Este ano, a Fenprof decidiu comemorar o dia em duas acções (Hoje, em Lisboa e no próximo sábado, no Fundão) sob o tema “Os Professores, Em defesa da Escola Pública”.

E eu, na impossibilidade de estar presente, comemorei-o à minha maneira: Corrigi alguns trabalhos, comentei textos dos meus alunos no blogue da turma e …

… ouvi música.



sexta-feira, 9 de abril de 2010

De facto, escrever não é um acto fácil!

Quando lemos os nossos autores de referência, aqueles a quem aderimos quase que inconscientemente e que nos emprestam as palavras que fazem nossos dias de pensar, não realizamos a busca que exerceram no seu próprio léxico para dele nos oferecer o melhor, o mais assertivo, convincente e ilustrativo.

Mas logo que desejamos ocupar o lugar de autor, nos ilibamos da responsabilidade da busca e, com um despretensiosismo assumido, vamos desculpando a preguiça em rever e repensar aquilo que arrumamos para nós, revelando pouco, raramente de qualidade significativa, mas sempre na secreta esperança de uns quantos (ou poucos) leitores chegarem às nossas palavras, para fazer brilhar a auto-estima.

Quando iniciei estes ditos & escritos, mais que sabia que um dia iria ilibar-me da pouca produção, mas há momentos em que há que escrever e que passar para os outros, sejam quem for, o que vai na alma.

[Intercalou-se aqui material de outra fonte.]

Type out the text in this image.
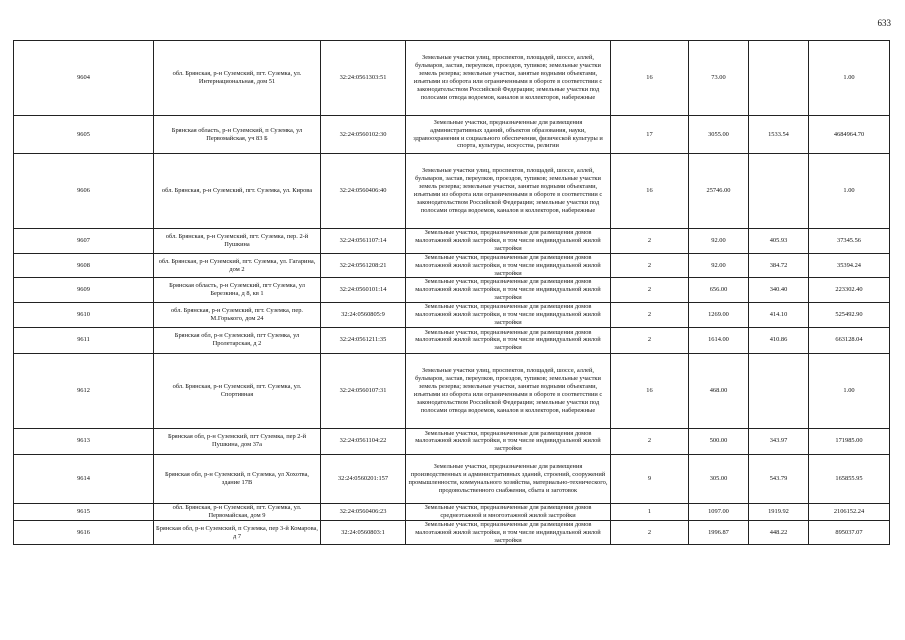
633
9604	обл. Брянская, р-н Суземский, пгт. Суземка, ул. Интернациональная, дом 51	32:24:0561303:51	Земельные участки улиц, проспектов, площадей, шоссе, аллей, бульваров, застав, переулков, проездов, тупиков; земельные участки земель резерва; земельные участки, занятые водными объектами, изъятыми из оборота или ограниченными в обороте в соответствии с законодательством Российской Федерации; земельные участки под полосами отвода водоемов, каналов и коллекторов, набережные	16	73.00		1.00
9605	Брянская область, р-н Суземский, п Суземка, ул Первомайская, уч 83 Б	32:24:0560102:30	Земельные участки, предназначенные для размещения административных зданий, объектов образования, науки, здравоохранения и социального обеспечения, физической культуры и спорта, культуры, искусства, религии	17	3055.00	1533.54	4684964.70
9606	обл. Брянская, р-н Суземский, пгт. Суземка, ул. Кирова	32:24:0560406:40	Земельные участки улиц, проспектов, площадей, шоссе, аллей, бульваров, застав, переулков, проездов, тупиков; земельные участки земель резерва; земельные участки, занятые водными объектами, изъятыми из оборота или ограниченными в обороте в соответствии с законодательством Российской Федерации; земельные участки под полосами отвода водоемов, каналов и коллекторов, набережные	16	25746.00		1.00
9607	обл. Брянская, р-н Суземский, пгт. Суземка, пер. 2-й Пушкина	32:24:0561107:14	Земельные участки, предназначенные для размещения домов малоэтажной жилой застройки, в том числе индивидуальной жилой застройки	2	92.00	405.93	37345.56
9608	обл. Брянская, р-н Суземский, пгт. Суземка, ул. Гагарина, дом 2	32:24:0561208:21	Земельные участки, предназначенные для размещения домов малоэтажной жилой застройки, в том числе индивидуальной жилой застройки	2	92.00	384.72	35394.24
9609	Брянская область, р-н Суземский, пгт Суземка, ул Березкина, д 8, кв 1	32:24:0560101:14	Земельные участки, предназначенные для размещения домов малоэтажной жилой застройки, в том числе индивидуальной жилой застройки	2	656.00	340.40	223302.40
9610	обл. Брянская, р-н Суземский, пгт. Суземка, пер. М.Горького, дом 24	32:24:0560805:9	Земельные участки, предназначенные для размещения домов малоэтажной жилой застройки, в том числе индивидуальной жилой застройки	2	1269.00	414.10	525492.90
9611	Брянская обл, р-н Суземский, пгт Суземка, ул Пролетарская, д 2	32:24:0561211:35	Земельные участки, предназначенные для размещения домов малоэтажной жилой застройки, в том числе индивидуальной жилой застройки	2	1614.00	410.86	663128.04
9612	обл. Брянская, р-н Суземский, пгт. Суземка, ул. Спортивная	32:24:0560107:31	Земельные участки улиц, проспектов, площадей, шоссе, аллей, бульваров, застав, переулков, проездов, тупиков; земельные участки земель резерва; земельные участки, занятые водными объектами, изъятыми из оборота или ограниченными в обороте в соответствии с законодательством Российской Федерации; земельные участки под полосами отвода водоемов, каналов и коллекторов, набережные	16	468.00		1.00
9613	Брянская обл, р-н Суземский, пгт Суземка, пер 2-й Пушкина, дом 37а	32:24:0561104:22	Земельные участки, предназначенные для размещения домов малоэтажной жилой застройки, в том числе индивидуальной жилой застройки	2	500.00	343.97	171985.00
9614	Брянская обл, р-н Суземский, п Суземка, ул Хохотва, здание 17В	32:24:0560201:157	Земельные участки, предназначенные для размещения производственных и административных зданий, строений, сооружений промышленности, коммунального хозяйства, материально-технического, продовольственного снабжения, сбыта и заготовок	9	305.00	543.79	165855.95
9615	обл. Брянская, р-н Суземский, пгт. Суземка, ул. Первомайская, дом 9	32:24:0560406:23	Земельные участки, предназначенные для размещения домов среднеэтажной и многоэтажной жилой застройки	1	1097.00	1919.92	2106152.24
9616	Брянская обл, р-н Суземский, п Суземка, пер 3-й Комарова, д 7	32:24:0560803:1	Земельные участки, предназначенные для размещения домов малоэтажной жилой застройки, в том числе индивидуальной жилой застройки	2	1996.87	448.22	895037.07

Nem que seja, a confissão pura e dura de que, de facto, escrever não é um acto fácil.

segunda-feira, 2 de fevereiro de 2009

Resíduos!

Um destes dias dei-me conta de que o meu respeito pelo ambiente já conheceu melhores dias.
Tão simples como isto …
No habitual processo, anterior à deposição de um saquinho de lixo à minha porta, para recolha dos serviços municipais, dei-me conta de que havia elementos que, normalmente, eu segregaria e canalizaria para outro destino sem que, contudo me importasse.

O lixo foi … mas ficou um certo desconforto!
Um desconforto estranho, o desconforto de quem está habituado a cuidar, de quem diz à menina do supermercado que pode juntar vários produtos no mesmo saco, de quem usa pilhas recarregáveis e prefere embalagens de reutilização, que composta os orgânicos, que separa os vidros, os metais e plásticos e… encontra agora justificação plausível para se importar menos e menos com o seu desempenho.

Porque hei-de ser voluntarioso e pagante?
Porque hei-de pagar cada vez mais e mais taxas sobre resíduos que não produzo de forma associada a consumos que não se relacionam.
Porque vejo, sem réstias nem sinais de penalização, deposição absurda de detritos e resíduos ao longo das nossas estradas?
Porque vou depositar ao ecocentro os cartões que inevitavelmente acabo por juntar em casa e digo ao funcionário o meu nome … inconsequentemente?
Sei que a penalização pelo incumprimento, em Portugal parece ser contraproducente e fazer passar por vítima o infractor condenado e por herói o mesmo quando consegue esquivar-se.
Então… usem-se os procedimentos inversos!
Ao contrário de procurar, esperar, apanhar e castigar o infractor … estimule-se o comportamento respeitoso do ambiente e do direitos de todos a frui-lo limpo e cuidado.

Como?
Invente-se!

Usem-se as laureadas cabeças para pensar e não apenas para passear vaidades e promessas, em festas, feiras e propagandas.